Negative Temperature Coefficient (NTC) Thermistor:

• Resistance value at 25°C: R (25°C) = 100K ± 1%
• B value: B = 3950 ± 1%
• Thermistor type: MJB2
• Resistance value at 25°C: R (25°C) = 100K ± 1%
• B value: B = 3950 ± 1%
• Insulation resistance: 50MΩ or more at DC500V megger (between glass and lead)
• Thermal Time Constant (τ): τ ≤ 10^17S (in still air)
• Operating Temperature Range: -50°C to +260°C
• Line length: 1m
• Probe size: 5x25mm

 

Resources:

• Datasheet
• Tutorial

 

Comparisons:

The NTC Temperature Analog Sensor NTC 100K Waterproof Probe 1m and the LM35 are both temperature sensors, but they have some differences in terms of their characteristics and usage.

1. Type and Construction:

• NTC Temperature Analog Sensor NTC 100K Waterproof Probe 1m: This sensor utilizes a negative temperature coefficient (NTC) thermistor, which means its resistance decreases as the temperature increases. It is designed with a waterproof probe and has a 1-meter long cable for convenient placement in various environments.
• LM35: The LM35 is a temperature sensor based on the LM35 integrated circuit. It provides a linear voltage output that is directly proportional to the temperature in Celsius.

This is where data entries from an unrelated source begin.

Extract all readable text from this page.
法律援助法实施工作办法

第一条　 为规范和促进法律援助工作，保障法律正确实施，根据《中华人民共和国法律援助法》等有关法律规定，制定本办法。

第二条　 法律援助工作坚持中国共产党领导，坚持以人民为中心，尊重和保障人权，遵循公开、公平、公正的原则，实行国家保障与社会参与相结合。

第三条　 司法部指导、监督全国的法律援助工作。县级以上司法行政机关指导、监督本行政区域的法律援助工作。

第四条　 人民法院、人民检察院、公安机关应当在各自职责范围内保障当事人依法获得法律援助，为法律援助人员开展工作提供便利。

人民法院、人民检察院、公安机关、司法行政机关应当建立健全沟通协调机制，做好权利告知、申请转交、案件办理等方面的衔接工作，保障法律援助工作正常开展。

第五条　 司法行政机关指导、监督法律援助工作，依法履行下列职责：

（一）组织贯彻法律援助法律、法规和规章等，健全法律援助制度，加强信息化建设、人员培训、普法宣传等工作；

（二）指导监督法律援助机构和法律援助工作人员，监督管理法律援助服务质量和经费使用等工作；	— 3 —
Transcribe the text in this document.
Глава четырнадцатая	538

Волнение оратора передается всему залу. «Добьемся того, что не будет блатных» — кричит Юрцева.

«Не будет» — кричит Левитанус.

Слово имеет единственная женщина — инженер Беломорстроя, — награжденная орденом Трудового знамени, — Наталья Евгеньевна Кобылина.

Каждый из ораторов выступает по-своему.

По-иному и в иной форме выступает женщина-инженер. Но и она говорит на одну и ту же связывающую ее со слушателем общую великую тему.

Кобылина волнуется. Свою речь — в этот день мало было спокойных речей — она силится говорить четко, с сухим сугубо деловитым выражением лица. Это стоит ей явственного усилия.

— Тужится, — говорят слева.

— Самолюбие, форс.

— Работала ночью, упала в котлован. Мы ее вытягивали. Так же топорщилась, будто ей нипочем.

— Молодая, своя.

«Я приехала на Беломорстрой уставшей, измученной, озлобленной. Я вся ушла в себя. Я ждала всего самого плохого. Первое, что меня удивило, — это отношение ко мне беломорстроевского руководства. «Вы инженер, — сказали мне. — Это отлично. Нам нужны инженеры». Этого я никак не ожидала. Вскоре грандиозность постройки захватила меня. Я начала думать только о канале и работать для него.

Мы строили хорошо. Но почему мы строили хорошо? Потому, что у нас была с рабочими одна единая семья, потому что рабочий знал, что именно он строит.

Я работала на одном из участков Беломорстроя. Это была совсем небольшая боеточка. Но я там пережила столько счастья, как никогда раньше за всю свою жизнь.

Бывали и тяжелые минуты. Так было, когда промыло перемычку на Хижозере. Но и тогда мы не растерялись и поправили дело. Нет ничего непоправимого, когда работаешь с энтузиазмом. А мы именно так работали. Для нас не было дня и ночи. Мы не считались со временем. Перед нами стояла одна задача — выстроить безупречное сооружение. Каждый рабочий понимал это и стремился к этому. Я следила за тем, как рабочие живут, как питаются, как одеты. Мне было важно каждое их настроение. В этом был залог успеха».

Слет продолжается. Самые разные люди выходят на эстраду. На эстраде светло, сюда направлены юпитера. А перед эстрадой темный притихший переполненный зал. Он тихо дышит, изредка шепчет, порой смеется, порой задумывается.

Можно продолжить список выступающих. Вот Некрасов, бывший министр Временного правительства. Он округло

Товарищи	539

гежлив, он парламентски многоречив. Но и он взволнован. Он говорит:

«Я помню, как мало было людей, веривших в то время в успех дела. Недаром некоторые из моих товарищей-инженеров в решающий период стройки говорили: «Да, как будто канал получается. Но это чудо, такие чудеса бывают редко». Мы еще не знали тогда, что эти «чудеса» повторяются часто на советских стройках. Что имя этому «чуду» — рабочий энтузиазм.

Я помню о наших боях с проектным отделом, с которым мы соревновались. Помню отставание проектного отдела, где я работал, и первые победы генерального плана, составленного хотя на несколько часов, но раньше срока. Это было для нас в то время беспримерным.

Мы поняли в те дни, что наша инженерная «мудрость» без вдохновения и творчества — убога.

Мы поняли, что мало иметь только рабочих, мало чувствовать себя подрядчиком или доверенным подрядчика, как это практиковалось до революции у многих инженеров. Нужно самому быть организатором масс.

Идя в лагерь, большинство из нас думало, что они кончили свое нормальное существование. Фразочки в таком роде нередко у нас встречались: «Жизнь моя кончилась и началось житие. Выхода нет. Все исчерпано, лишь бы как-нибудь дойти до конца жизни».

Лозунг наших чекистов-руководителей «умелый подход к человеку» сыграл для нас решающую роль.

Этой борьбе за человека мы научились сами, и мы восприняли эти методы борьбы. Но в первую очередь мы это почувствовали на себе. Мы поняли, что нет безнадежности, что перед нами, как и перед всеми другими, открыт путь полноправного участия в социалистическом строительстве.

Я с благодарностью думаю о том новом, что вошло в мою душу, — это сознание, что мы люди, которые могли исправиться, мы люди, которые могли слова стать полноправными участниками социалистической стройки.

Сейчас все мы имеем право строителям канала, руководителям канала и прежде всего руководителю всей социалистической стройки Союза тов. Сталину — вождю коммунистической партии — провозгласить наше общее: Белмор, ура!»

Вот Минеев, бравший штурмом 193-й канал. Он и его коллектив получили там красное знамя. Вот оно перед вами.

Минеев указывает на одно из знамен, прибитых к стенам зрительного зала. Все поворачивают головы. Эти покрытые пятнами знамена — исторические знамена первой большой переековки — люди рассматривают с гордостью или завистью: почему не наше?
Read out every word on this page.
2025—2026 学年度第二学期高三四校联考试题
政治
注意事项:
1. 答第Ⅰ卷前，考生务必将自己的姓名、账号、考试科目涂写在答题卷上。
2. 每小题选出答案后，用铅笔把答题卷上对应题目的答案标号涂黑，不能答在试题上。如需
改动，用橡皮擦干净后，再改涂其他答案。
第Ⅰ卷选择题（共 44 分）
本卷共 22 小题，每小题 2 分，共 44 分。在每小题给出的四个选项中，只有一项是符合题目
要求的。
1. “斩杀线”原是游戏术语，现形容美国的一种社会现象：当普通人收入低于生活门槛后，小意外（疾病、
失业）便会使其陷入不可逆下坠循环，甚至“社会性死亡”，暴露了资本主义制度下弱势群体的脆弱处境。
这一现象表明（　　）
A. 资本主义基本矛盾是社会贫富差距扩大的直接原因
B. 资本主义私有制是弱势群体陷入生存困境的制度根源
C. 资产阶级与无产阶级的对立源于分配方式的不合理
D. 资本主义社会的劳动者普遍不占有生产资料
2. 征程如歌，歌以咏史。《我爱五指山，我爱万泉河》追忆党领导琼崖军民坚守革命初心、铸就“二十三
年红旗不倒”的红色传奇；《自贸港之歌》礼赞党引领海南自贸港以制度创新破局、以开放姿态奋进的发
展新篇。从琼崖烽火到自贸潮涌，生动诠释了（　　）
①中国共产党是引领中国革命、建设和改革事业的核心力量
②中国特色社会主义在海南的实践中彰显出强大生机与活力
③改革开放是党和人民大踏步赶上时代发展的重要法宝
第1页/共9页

It does not have a waterproof probe or a specific cable length.

2. Measurement Range:

• NTC Temperature Analog Sensor NTC 100K Waterproof Probe 1m: The measurement range of this sensor depends on the specific model but typically covers a wide temperature range, such as -50°C to +150°C or -55°C to +125°C.
• LM35: The LM35 has a narrower measurement range, typically from -55°C to +150°C.

3. Output:

• NTC Temperature Analog Sensor NTC 100K Waterproof Probe 1m: This sensor provides an analog output signal, usually in the form of resistance or voltage, which varies with temperature.
• LM35: The LM35 generates a linear analog voltage output, where the voltage represents the temperature directly in Celsius.

4. Accuracy:

• NTC Temperature Analog Sensor NTC 100K Waterproof Probe 1m: The accuracy of this sensor depends on the specific model but is generally within a specified tolerance, such as ±1% or ±0.5%.
• LM35: The LM35 offers good accuracy, typically within ±0.5°C.

5. Application:

• NTC Temperature Analog Sensor NTC 100K Waterproof Probe 1m: This sensor is suitable for various temperature sensing applications that require a waterproof and durable probe, such as industrial processes, HVAC systems, and environmental monitoring.
• LM35: The LM35 is commonly used in temperature monitoring and control systems, electronic equipment, and other applications where a linear temperature output is required.